Location: Corn Insects and Crop Genetics ResearchTitle: Genetic and biochemical differences in populations bred for extremes in maize grain methionine content) Author
|Moran Lauter, Adrienne|
Submitted to: Biomed Central (BMC) Plant Biology
Publication Type: Peer Reviewed Journal
Publication Acceptance Date: 2/6/2014
Publication Date: 2/19/2014
Citation: Newell, M.A., Vogul, K.E., Adams, M., Aydin, N., Bodnar, A.L., Ali, M., Moran Lauter, A., Scott, M.P. 2014. Genetic and biochemical differences in populations bred for extremes in maize grain methionine content. Biomed Central (BMC) Plant Biology. 14:49. Interpretive Summary: Methionine is an important nutrient in poultry diets. Corn with increased methionine levels would allow poultry diets to be formulated for less cost. We used traditional breeding methods to develop corn with unusually high or low levels of methionine. By examining these corn varieties at the molecular level, we were able to gain insight into how the plant controls the level of methionine in the grain.

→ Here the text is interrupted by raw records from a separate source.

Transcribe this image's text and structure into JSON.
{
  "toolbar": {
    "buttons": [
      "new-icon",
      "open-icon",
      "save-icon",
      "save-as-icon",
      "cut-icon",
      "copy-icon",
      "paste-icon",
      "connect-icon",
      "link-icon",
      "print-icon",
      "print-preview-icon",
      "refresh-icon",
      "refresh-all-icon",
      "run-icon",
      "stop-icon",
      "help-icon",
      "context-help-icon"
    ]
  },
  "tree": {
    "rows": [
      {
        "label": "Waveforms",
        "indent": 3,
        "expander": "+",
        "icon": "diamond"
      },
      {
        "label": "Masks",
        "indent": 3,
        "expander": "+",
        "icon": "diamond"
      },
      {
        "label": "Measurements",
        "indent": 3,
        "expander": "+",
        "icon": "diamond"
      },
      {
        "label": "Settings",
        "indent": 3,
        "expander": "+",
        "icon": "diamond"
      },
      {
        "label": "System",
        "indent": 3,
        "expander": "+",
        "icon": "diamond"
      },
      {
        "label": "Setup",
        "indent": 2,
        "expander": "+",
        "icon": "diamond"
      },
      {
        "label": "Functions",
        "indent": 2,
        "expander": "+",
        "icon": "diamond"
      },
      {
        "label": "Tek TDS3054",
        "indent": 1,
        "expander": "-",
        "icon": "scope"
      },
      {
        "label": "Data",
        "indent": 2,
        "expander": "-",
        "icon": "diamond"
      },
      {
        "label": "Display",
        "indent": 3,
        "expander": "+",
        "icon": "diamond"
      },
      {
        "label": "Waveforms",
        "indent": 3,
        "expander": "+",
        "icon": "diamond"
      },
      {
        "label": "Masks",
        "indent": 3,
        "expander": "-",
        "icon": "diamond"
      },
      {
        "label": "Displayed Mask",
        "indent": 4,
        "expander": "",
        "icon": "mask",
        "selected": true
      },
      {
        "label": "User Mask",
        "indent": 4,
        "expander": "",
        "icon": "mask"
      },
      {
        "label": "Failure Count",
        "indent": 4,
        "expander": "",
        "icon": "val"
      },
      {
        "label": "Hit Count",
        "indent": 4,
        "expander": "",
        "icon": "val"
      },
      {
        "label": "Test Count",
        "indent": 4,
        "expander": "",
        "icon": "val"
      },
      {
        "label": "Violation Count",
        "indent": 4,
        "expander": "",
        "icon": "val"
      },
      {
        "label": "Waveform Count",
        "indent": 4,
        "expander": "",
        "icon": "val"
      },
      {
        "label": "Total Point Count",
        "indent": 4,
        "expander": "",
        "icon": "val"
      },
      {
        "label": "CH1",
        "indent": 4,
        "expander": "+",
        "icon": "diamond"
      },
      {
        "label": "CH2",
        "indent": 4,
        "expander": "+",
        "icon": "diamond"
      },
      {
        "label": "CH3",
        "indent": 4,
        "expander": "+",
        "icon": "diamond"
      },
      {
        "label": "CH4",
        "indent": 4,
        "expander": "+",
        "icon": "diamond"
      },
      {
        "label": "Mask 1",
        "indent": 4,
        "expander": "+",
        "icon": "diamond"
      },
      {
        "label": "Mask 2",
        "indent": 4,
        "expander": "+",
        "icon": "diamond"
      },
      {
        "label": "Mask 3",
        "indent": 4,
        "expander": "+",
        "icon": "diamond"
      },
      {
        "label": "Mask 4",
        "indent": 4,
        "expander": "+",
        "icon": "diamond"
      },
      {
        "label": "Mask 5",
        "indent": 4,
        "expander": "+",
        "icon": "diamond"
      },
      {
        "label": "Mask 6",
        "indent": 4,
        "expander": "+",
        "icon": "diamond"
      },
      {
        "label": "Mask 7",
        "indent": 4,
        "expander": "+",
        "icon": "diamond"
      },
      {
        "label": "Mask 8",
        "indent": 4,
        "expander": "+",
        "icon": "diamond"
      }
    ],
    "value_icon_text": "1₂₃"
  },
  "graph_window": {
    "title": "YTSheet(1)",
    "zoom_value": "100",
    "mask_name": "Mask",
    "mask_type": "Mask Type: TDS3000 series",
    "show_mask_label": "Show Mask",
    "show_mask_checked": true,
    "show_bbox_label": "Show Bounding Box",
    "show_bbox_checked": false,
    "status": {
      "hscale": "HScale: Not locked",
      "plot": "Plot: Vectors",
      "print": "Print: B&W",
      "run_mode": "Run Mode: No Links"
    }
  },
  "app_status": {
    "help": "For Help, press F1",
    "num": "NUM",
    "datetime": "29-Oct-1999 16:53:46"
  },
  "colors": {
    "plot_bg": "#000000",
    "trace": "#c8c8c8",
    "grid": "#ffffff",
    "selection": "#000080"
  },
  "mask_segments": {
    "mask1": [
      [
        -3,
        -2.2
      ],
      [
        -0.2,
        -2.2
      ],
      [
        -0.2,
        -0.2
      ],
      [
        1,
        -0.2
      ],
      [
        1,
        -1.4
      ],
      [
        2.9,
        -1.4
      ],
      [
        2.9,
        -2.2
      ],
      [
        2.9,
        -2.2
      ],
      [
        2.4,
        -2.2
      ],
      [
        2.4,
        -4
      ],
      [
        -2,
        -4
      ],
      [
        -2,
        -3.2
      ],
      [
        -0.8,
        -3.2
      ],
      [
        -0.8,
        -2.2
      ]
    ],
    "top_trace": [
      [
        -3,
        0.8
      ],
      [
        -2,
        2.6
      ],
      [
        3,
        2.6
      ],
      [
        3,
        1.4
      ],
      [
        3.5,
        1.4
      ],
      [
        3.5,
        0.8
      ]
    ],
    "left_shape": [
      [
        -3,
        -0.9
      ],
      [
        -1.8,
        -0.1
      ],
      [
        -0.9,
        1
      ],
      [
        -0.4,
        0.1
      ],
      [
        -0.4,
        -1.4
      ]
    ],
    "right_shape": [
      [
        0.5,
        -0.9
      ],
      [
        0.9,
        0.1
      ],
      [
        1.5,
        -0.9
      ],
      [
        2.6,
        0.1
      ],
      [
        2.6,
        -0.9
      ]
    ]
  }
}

We identified specific genes that are involved in controlling methionine levels, and propose a model to explain the regulation of grain methionine levels. This information will make it easier to develop new corn varieties with increased levels of methionine. Ultimately, this work will benefit the consumer by reducing the cost of meat and egg production.
Technical Abstract: Methionine is an important nutrient in animal feed and several approaches have been developed to increase methionine concentration in maize (Zea mays L.) grain. One approach is through traditional breeding using recurrent selection. Two populations selected were selected for high and low methionine concentration for eight generations and 40% and 56% differences between the high and low populations in grain methionine concentration were observed. Mean values between the high and low methionine populations differed by greater than 1.5 standard deviations in some cycles of selection. Other amino acids and total protein concentration exhibited much smaller changes. In an effort to understand the molecular mechanisms that contribute to these differences, we compared transcript levels of candidate genes encoding high methionine seed storage proteins involved in sulfur assimilation or methionine biosynthesis. In combination, we also explored the genetic mechanisms at the SNP level through implementation of an association analysis. Significant differences in methionine-rich seed storage protein genes were observed in comparisons of high and low methionine populations, while transcripts of seed storage proteins lacking high levels of methionine were unchanged. Seed storage protein levels were consistent with transcript levels. Two genes involved in sulfur assimilation, Cys2 and CgS1 showed substantial differences in allele frequencies when two selected populations were compared to the starting populations. Major genes identified across cycles of selection by a high-stringency association analysis included dzs18, wx, dzs10, and zp27. We hypothesize that transcriptional changes alter sink strength by altering the levels of methionine-rich seed storage proteins. To meet the altered need for sulfur, a cysteine-rich seed storage protein is altered while sulfur assimilation and methionine biosynthesis throughput is changed by selection for certain alleles of Cys2 and CgS1.